- Es natural que una actitud semejante tienda a romper toda posibilidad de concordia y libertad sin las que la democracia no puede sobrevivir
A Charlie Kirk le han asesinado por sus ideas y por su manera de defenderlas. Además de un crimen abominable, es un atentado contra la libertad de expresión. Cada vez se necesita más valor para decir lo que se piensa. Las democracias mueren a causa de problemas internos. Muy raramente por motivos externos. En el siglo XX sufrieron los terribles ataques de los totalitarismos nazi y comunista. No sucumbieron. No creo que los mayores peligros procedan hoy de Pekín, Moscú o Teherán. Son más bien domésticos. Proceden de un conglomerado ideológico que pretende imponerse a toda la sociedad y decretar lo que puede o no puede decirse y defenderse. Declaran una guerra cultural que aspira a modelar las conciencias. Este populismo neocomunista constituye la principal amenaza para las democracias.
Un movimiento de esta naturaleza necesita la existencia de un enemigo que hay que combatir. Ya no es la economía sino la cultura. Nada nuevo. Gramsci lo vio. Si ese enemigo no existe, se fabrica. Por supuesto, rivales tiene, pero es preciso desfigurarlos mediante la mentira y la propaganda. El peligro es el fascismo. El problema es que o no existe o es irrelevante o residual. Considerar fascistas a conservadores, liberales, monárquicos o cristianos sería una broma si no tuviera fatales consecuencias. Como pretender que en España anide en partidos como el PP o Vox. El fascista es siempre el otro.

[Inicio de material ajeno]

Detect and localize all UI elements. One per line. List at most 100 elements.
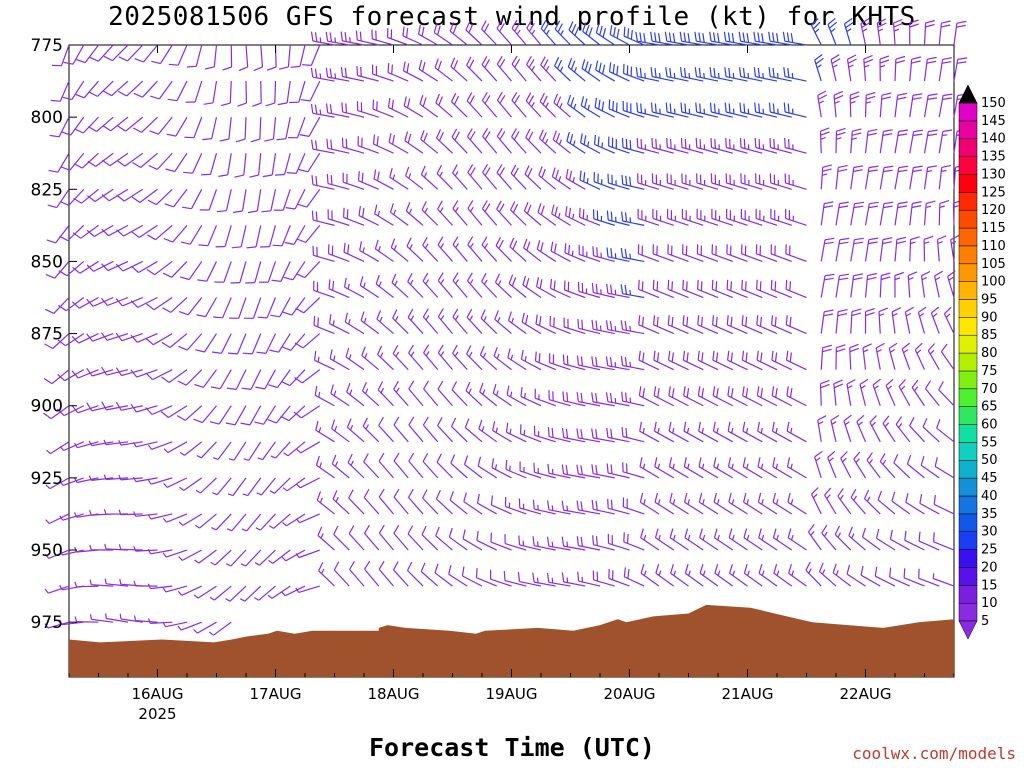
barb-feather [375,274,380,285]
colorbar-segment [958,567,978,586]
barb-feather [547,427,550,437]
wind-barb [835,164,848,190]
barb-feather [118,90,127,97]
barb-feather [598,99,601,110]
wind-barb [511,19,527,46]
wind-barb [48,152,70,173]
wind-barb [909,236,920,262]
barb-feather [918,531,921,542]
barb-feather [357,171,360,181]
barb-feather [116,229,124,237]
wind-barb [532,536,556,551]
wind-barb [87,188,114,202]
barb-shaft [230,549,247,567]
colorbar-label: 35 [981,507,998,522]
barb-shaft [135,441,158,448]
barb-feather [256,351,266,354]
barb-feather [272,244,283,247]
colorbar-label: 150 [981,96,1006,111]
barb-shaft [284,585,306,597]
wind-barb [360,311,380,335]
barb-shaft [219,369,232,389]
barb-feather [453,95,460,105]
barb-feather [874,566,878,577]
barb-feather [774,316,777,327]
barb-feather [701,388,704,398]
wind-barb [771,350,793,371]
barb-half-feather [921,276,928,281]
barb-half-feather [408,208,413,214]
barb-feather [636,102,639,113]
barb-shaft [463,501,483,515]
barb-feather [422,61,426,72]
wind-barb [520,349,542,371]
barb-feather [344,277,347,288]
wind-barb [756,386,778,407]
barb-feather [889,567,892,578]
wind-barb [115,401,143,411]
barb-feather [670,139,672,149]
barb-feather [849,343,859,349]
barb-feather [654,32,657,42]
barb-half-feather [716,463,720,469]
barb-half-feather [732,534,735,541]
colorbar-label: 75 [981,364,998,379]
colorbar-segment [958,424,978,443]
barb-feather [452,24,458,34]
barb-feather [682,350,686,361]
barb-shaft [835,131,838,154]
barb-half-feather [545,102,549,108]
credit-link[interactable]: coolwx.com/models [852,744,1016,763]
barb-half-feather [379,316,383,323]
barb-feather [519,424,522,434]
barb-shaft [151,441,173,450]
y-tick-label: 925 [31,469,63,489]
barb-shaft [91,405,114,412]
barb-shaft [108,224,129,237]
barb-shaft [84,44,99,63]
barb-feather [897,92,908,96]
wind-barb [44,297,70,314]
barb-feather [872,378,881,386]
colorbar-segment [958,477,978,497]
barb-feather [280,380,291,387]
wind-barb [606,247,630,263]
barb-feather [255,386,265,390]
barb-feather [745,281,747,291]
barb-feather [576,500,579,510]
wind-barb [423,344,439,371]
wind-barb [184,116,203,139]
barb-feather [511,19,518,29]
wind-barb [683,421,704,443]
wind-barb [215,225,232,248]
barb-feather [606,210,609,221]
barb-half-feather [350,460,354,466]
barb-half-feather [394,280,398,286]
barb-feather [86,229,95,237]
barb-shaft [199,513,217,529]
barb-feather [295,273,306,279]
wind-barb [422,453,439,479]
barb-feather [466,308,473,318]
colorbar-label: 120 [981,203,1006,218]
wind-barb [178,549,203,561]
barb-feather [820,127,830,132]
barb-feather [820,379,830,385]
barb-feather [939,200,950,204]
barb-half-feather [761,534,765,541]
barb-feather [956,24,966,28]
wind-barb [314,385,335,407]
wind-barb [606,283,630,299]
wind-barb [592,535,615,551]
wind-barb [88,475,114,481]
barb-feather [204,66,215,70]
barb-feather [710,137,713,148]
wind-barb [621,137,645,154]
barb-feather [609,320,613,331]
barb-feather [115,332,123,342]
wind-barb [44,333,70,350]
barb-shaft [120,477,143,481]
barb-shaft [953,95,959,118]
wind-barb [450,417,468,443]
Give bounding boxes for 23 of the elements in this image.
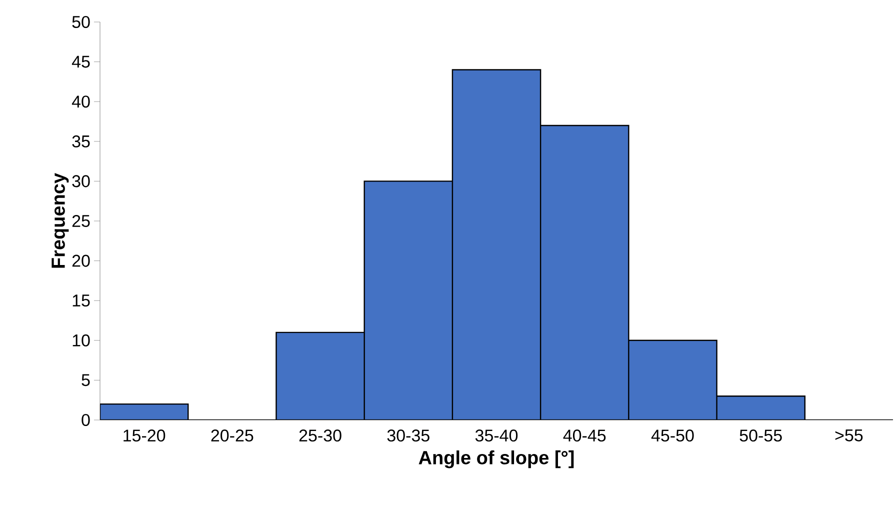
x-tick-label: 50-55 [740, 430, 782, 442]
y-tick-label: 5 [82, 374, 90, 386]
y-tick-label: 40 [72, 96, 90, 108]
x-tick-label: 40-45 [563, 430, 606, 442]
y-tick-label: 15 [72, 294, 90, 307]
y-tick-label: 50 [72, 16, 90, 28]
y-tick-label: 0 [82, 414, 90, 426]
x-tick-label: 25-30 [299, 430, 342, 442]
x-tick-label: 15-20 [124, 430, 166, 442]
y-tick-label: 10 [72, 334, 90, 346]
y-tick-label: 45 [72, 56, 90, 68]
x-tick-label: 20-25 [211, 430, 254, 442]
y-tick-label: 35 [72, 135, 90, 148]
x-tick-label: >55 [835, 430, 863, 442]
bar [100, 403, 189, 420]
y-tick-label: 20 [72, 254, 90, 267]
y-tick-label: 25 [72, 214, 90, 228]
x-tick-label: 35-40 [475, 430, 518, 442]
x-tick-label: 30-35 [387, 430, 430, 442]
x-tick-label: 45-50 [651, 430, 694, 442]
y-axis-title: Frequency [52, 173, 69, 268]
x-axis-title: Angle of slope [°] [418, 450, 574, 468]
y-tick-label: 30 [72, 175, 90, 188]
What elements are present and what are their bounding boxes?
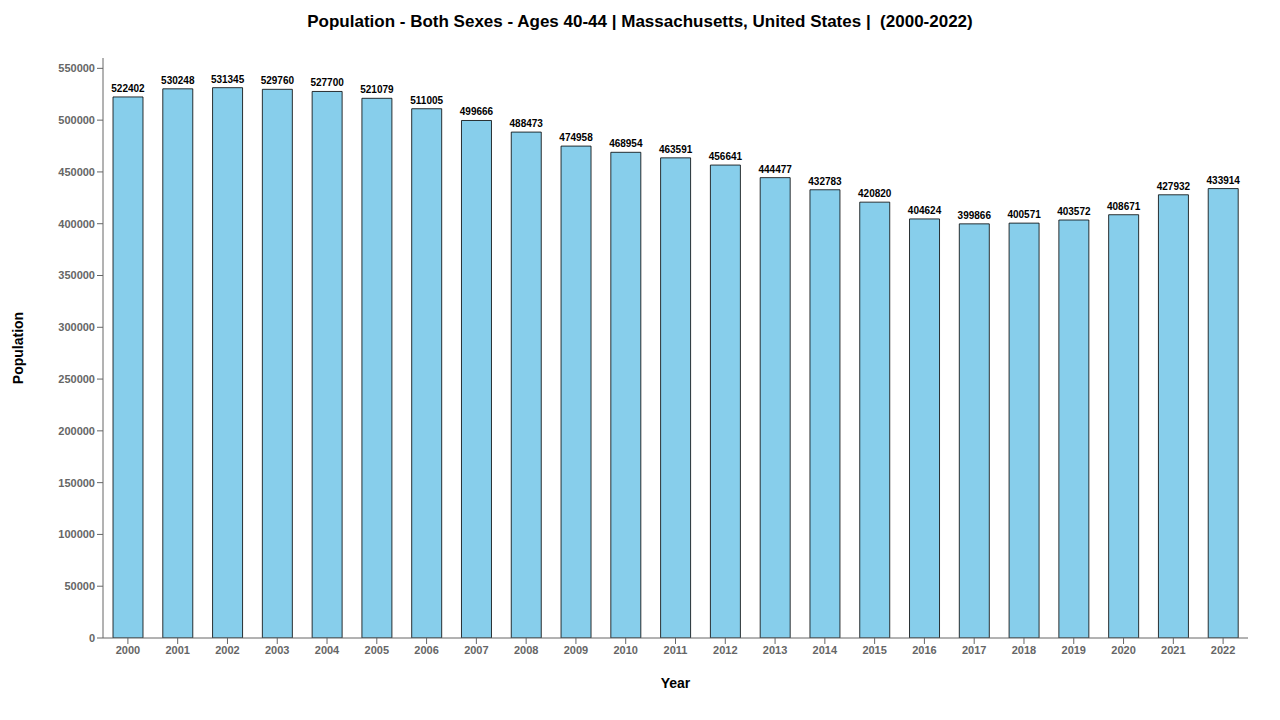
svg-text:400571: 400571 <box>1007 209 1041 220</box>
svg-text:403572: 403572 <box>1057 206 1091 217</box>
svg-text:427932: 427932 <box>1157 181 1191 192</box>
svg-text:2002: 2002 <box>215 644 239 656</box>
svg-text:527700: 527700 <box>310 77 344 88</box>
svg-text:2022: 2022 <box>1211 644 1235 656</box>
svg-text:2009: 2009 <box>564 644 588 656</box>
svg-text:529760: 529760 <box>261 75 295 86</box>
svg-text:499666: 499666 <box>460 106 494 117</box>
svg-text:Year: Year <box>661 675 691 691</box>
svg-text:550000: 550000 <box>58 62 95 74</box>
svg-text:450000: 450000 <box>58 166 95 178</box>
svg-text:2008: 2008 <box>514 644 538 656</box>
svg-text:300000: 300000 <box>58 321 95 333</box>
svg-text:2019: 2019 <box>1062 644 1086 656</box>
svg-text:100000: 100000 <box>58 528 95 540</box>
svg-text:433914: 433914 <box>1207 175 1241 186</box>
svg-text:432783: 432783 <box>808 176 842 187</box>
svg-text:150000: 150000 <box>58 477 95 489</box>
svg-text:2010: 2010 <box>613 644 637 656</box>
svg-text:531345: 531345 <box>211 74 245 85</box>
svg-text:2020: 2020 <box>1111 644 1135 656</box>
svg-text:0: 0 <box>89 632 95 644</box>
svg-text:2005: 2005 <box>365 644 389 656</box>
svg-text:2016: 2016 <box>912 644 936 656</box>
svg-text:511005: 511005 <box>410 95 443 106</box>
svg-text:2014: 2014 <box>813 644 838 656</box>
svg-text:474958: 474958 <box>559 132 593 143</box>
svg-text:2004: 2004 <box>315 644 340 656</box>
svg-text:463591: 463591 <box>659 144 693 155</box>
svg-text:399866: 399866 <box>958 210 992 221</box>
svg-text:50000: 50000 <box>64 580 95 592</box>
svg-text:408671: 408671 <box>1107 201 1141 212</box>
svg-text:200000: 200000 <box>58 425 95 437</box>
svg-text:2013: 2013 <box>763 644 787 656</box>
svg-text:2015: 2015 <box>862 644 886 656</box>
svg-text:530248: 530248 <box>161 75 195 86</box>
svg-text:522402: 522402 <box>111 83 145 94</box>
svg-text:2007: 2007 <box>464 644 488 656</box>
svg-text:250000: 250000 <box>58 373 95 385</box>
svg-text:2021: 2021 <box>1161 644 1185 656</box>
svg-text:488473: 488473 <box>510 118 544 129</box>
svg-text:2003: 2003 <box>265 644 289 656</box>
svg-text:444477: 444477 <box>758 164 792 175</box>
svg-text:2018: 2018 <box>1012 644 1036 656</box>
svg-text:350000: 350000 <box>58 269 95 281</box>
svg-text:400000: 400000 <box>58 218 95 230</box>
svg-text:404624: 404624 <box>908 205 942 216</box>
svg-text:468954: 468954 <box>609 138 643 149</box>
svg-text:521079: 521079 <box>360 84 394 95</box>
svg-text:2006: 2006 <box>414 644 438 656</box>
svg-text:456641: 456641 <box>709 151 743 162</box>
html-text:Population - Both Sexes - Ages: Population - Both Sexes - Ages 40-44 | M… <box>307 12 973 31</box>
svg-text:2001: 2001 <box>165 644 189 656</box>
svg-text:420820: 420820 <box>858 188 892 199</box>
svg-text:2011: 2011 <box>664 644 688 656</box>
svg-text:2017: 2017 <box>962 644 986 656</box>
svg-text:2000: 2000 <box>116 644 140 656</box>
svg-text:2012: 2012 <box>713 644 737 656</box>
svg-text:Population: Population <box>10 312 26 384</box>
svg-text:500000: 500000 <box>58 114 95 126</box>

Es natural que una actitud semejante tienda a romper toda posibilidad de concordia y libertad sin las que la democracia no puede sobrevivir. Y esto es lo que está ocurriendo a los dos lados del Atlántico. La barbarie es doméstica, no exterior. En definitiva, se trata del credo woke, una amalgama de ideas, algunas bienintencionadas, pero enloquecidas. No pretenden dialogar ni convencer, sino imponer y hacer callar al disidente. Las barricadas no están ya en la calle sino en las mentes y las conciencias. No se trata de discutir si hay o no guerra cultural. Ya ha sido declarada. Se trata de determinar qué es lo que hay que hacer ante su realidad. Lo más razonable parece aceptar el reto y exponer y defender las propias ideas. En lo que no conviene equivocarse es en el destinatario de la agresión ideológica. Parece que, en primer lugar, es el cristianismo. El movimiento woke aspira a ser una especie de religión civil y política que pretende convertirse en una suerte de poder espiritual sin espíritu. No existe poder más fuerte que el que se ejerce sobre las conciencias. Lo primero que aborrecen es el cristianismo, el poder espiritual que forjó Europa. Pero no es solo él. Con él combaten la tradición ilustrada (que, en buena medida, también procede de él), la libertad religiosa y de conciencia, la libre discusión de las ideas, la ciencia y la propia naturaleza de la Universidad. Ya no sería el templo del conocimiento y la sabiduría, sino ágora de demagogia e imposición de ideas.
Es cierto que el cristiano vive bajo el imperativo de amar al enemigo. En realidad, no tiene enemigos. Son otros los que así se declaran. Pero el amor al enemigo, imposible sin la gracia de Dios, no incluye amar el pecado y el error. Un cristiano no puede conversar tranquilamente con quien sostiene que Cristo fue un impostor o el cristianismo la peor plaga de la historia de la humanidad, y admitir que tal vez tenga
razón y él esté equivocado. También forma parte de la teología moral cristiana la lucha entre la ciudad de Dios y la ciudad del diablo (San Agustín).
El odio del movimiento incluye también a la democracia y a parte de los derechos humanos. Mientras algunos de los principales se conculcan, se crean más y más hasta con los contenidos más extravagantes. La democracia es para ellos un mero instrumento que se usa mientras es útil, y se tira cuando deja de serlo. El totalitarismo intelectual y moral no puede conciliarse con la democracia y la libertad. Existe una involución de las democracias, pero no es precisamente hacia el fascismo.